Artificial Intelligence for Breast Cancer Diagnosis: Sensitive But Not Specific
Researchers at the University of Washington and the University of California at Los Angeles (UCLA) have developed a machine-learning system that confirms breast cancer diagnoses made by radiologists, a recent paper in JAMA Network Open reports.
Skilled diagnosticians differ in their interpretation of radiographic images of different forms of cancer. Concordance among physicians, in recent research outside the United States, is lowest for hormone receptor-positive human epidermal growth factor receptor 2/neu- positive cancers and highest for triple-negative breast cancers.
The implications of diagnostic ambiguity, however, are different for different populations of women. For instance, studies at California hospitals have found that women of Asian-Pacific heritage are more likely than other ethnic groups of women to be diagnosed with HER2+ breast cancer, but there are patterns of late diagnosis within groups of Asian-Pacific women. Some studies find no difference in survival outcomes between African American and white women with triple-negative breast cancer, but other studies suggest that African Americans women face a higher breast cancer mortality after accounting for ER/PR/HER2 subtypes.
These differences in outcome do not suggest a deficiency in diagnosis, but they do suggest nuance in pathological process. Capturing nuance in the progress of various forms of cancer is a task for artificial intelligence.
Medical images of breast biopsies contain a great deal of complex data. Deep learning has the ability to integrate data from multimodal imaging of breast cancer, CT, PET, and MR, with digitized histological images. AI algorithms can be trained to capture and highlight chromatin alteration, lymphovascular invasion, microvessel density, mitotic figures, and neoangiogenesis. These tasks are time-consuming for radiologists but result in diagnostically meaningful information. With the tools of AI, radiologists become experts who collect and interpret imaging, morphological, molecular, and genetic information for a more accurate and actionable diagnosis.

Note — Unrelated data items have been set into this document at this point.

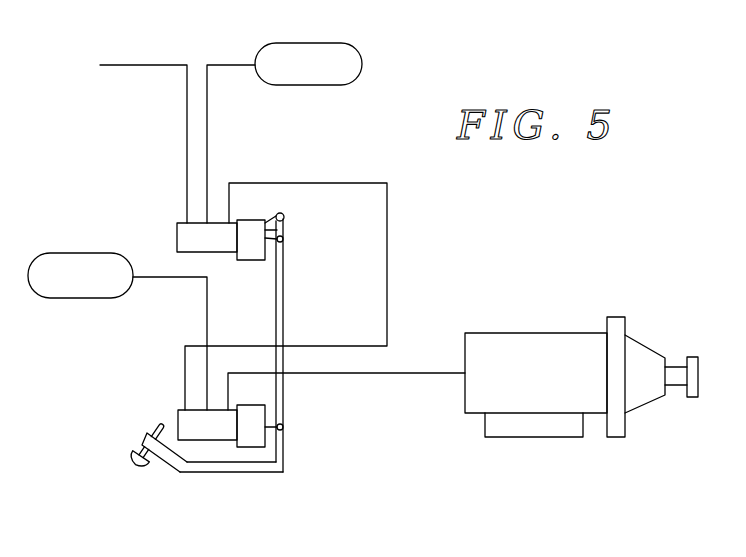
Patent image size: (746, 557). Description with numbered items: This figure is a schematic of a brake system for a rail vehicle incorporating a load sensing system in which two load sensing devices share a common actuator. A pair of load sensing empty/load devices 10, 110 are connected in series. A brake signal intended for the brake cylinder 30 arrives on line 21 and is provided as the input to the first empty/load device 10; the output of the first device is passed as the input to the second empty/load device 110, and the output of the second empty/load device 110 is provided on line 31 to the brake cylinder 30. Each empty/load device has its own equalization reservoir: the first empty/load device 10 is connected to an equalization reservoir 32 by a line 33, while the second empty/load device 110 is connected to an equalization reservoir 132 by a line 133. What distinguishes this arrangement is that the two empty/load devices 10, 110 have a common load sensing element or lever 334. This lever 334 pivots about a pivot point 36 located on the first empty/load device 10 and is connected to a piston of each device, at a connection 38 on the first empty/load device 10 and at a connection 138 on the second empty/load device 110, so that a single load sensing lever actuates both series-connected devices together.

The empty/load device 10 is at (167, 223).
The line 21 is at (187, 128).
The brake cylinder 30 is at (532, 358).
The line 31 is at (398, 375).
The equalization reservoir 32 is at (328, 57).
The line 33 is at (207, 152).
The pivot point 36 is at (284, 213).
The piston connection 38 is at (284, 241).
The empty/load device 110 is at (167, 493).
The equalization reservoir 132 is at (80, 265).
The line 133 is at (163, 278).
The piston connection 138 is at (284, 428).
The common load sensing lever 334 is at (240, 473).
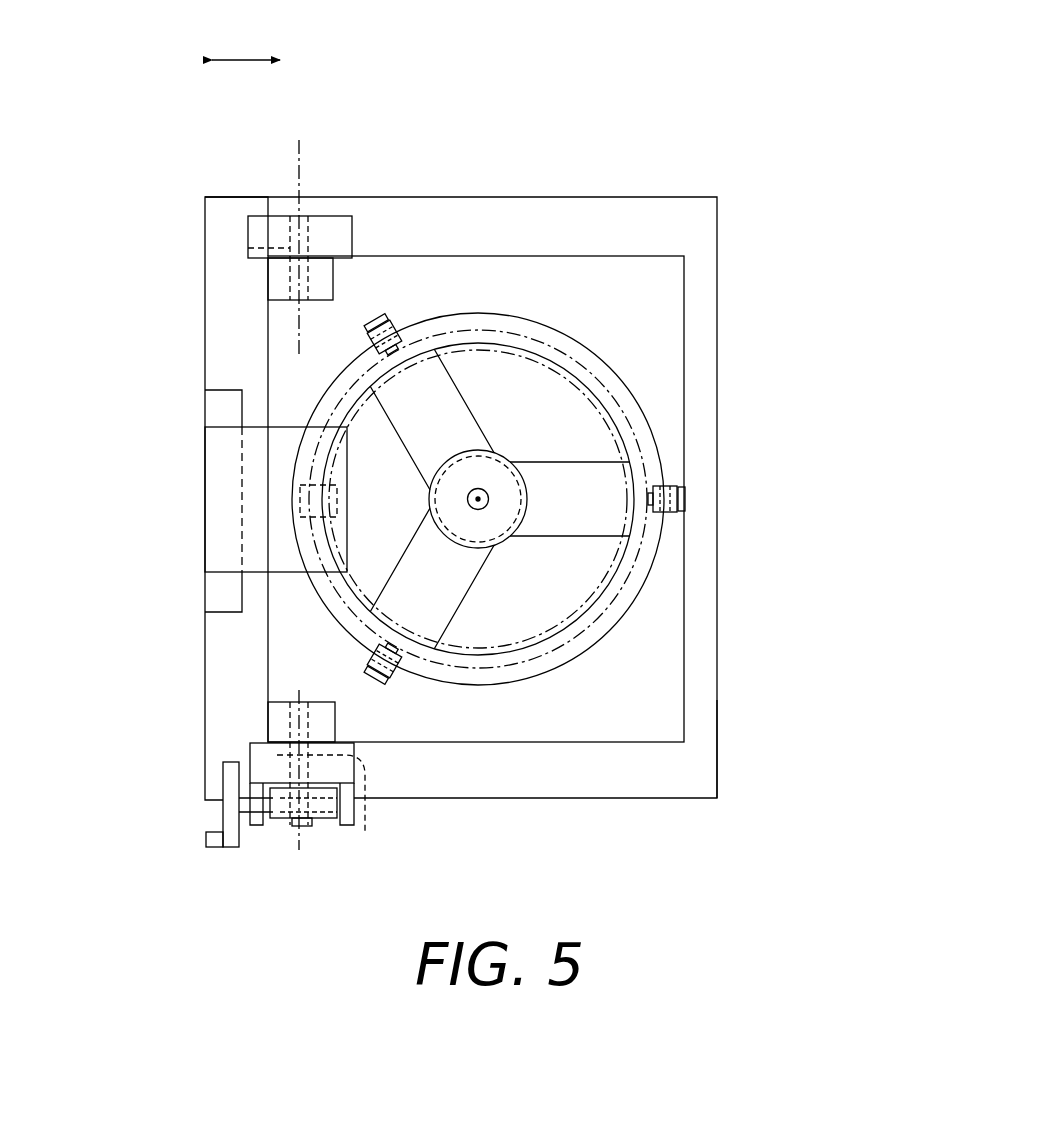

Computerized neural networks are capable of capture of intricate relations between features of images that are typically invisible to the human eye. But the key element of interest to radiologists is that the algorithms of AI have to be trained. Algorithms fit data to diagnoses. Algorithms can overfit data to diagnoses. In some situations, the more predictive an algorithm is for its training set, the less predictive it is for actual patients.
Data scientists commonly attempt to defeat overfitting with synthetic increases to the training set for the AI algorithm. Called “augmentation,” this practice provides the algorithm with as many informative images as possible. Images are rescaled. They are rotated. They are subjected to shear. These processes are no invariant for affine transformation; they do not necessarily keep points in the same line. Augmentation provides new training information. But it does not achieve clinical judgment that recognizes exceptions to its rules. Recognizing disease processes that do not fit the norms, such as those for breast cancer in minority women, is not yet a task for artificial intelligence.
AI algorithms favor sensitivity over specificity. They are biased to avoid false-negative findings, on the assumption that failure to diagnose cancer is carries far more devastating health outcomes than unnecessary biopsy or premature pharmaceutical intervention. AI may help ensure equitable expectations of treatment for women across racial groupings.
Computerized neural networks will reduce radiologist workloads. They will alert radiologists to early signs of pathology easily missed by the naked eye. But the real cure for overfitting is clinical judgment. Radiology is not a profession that is soon to become automated. AI will work for radiologists rather than the other way around.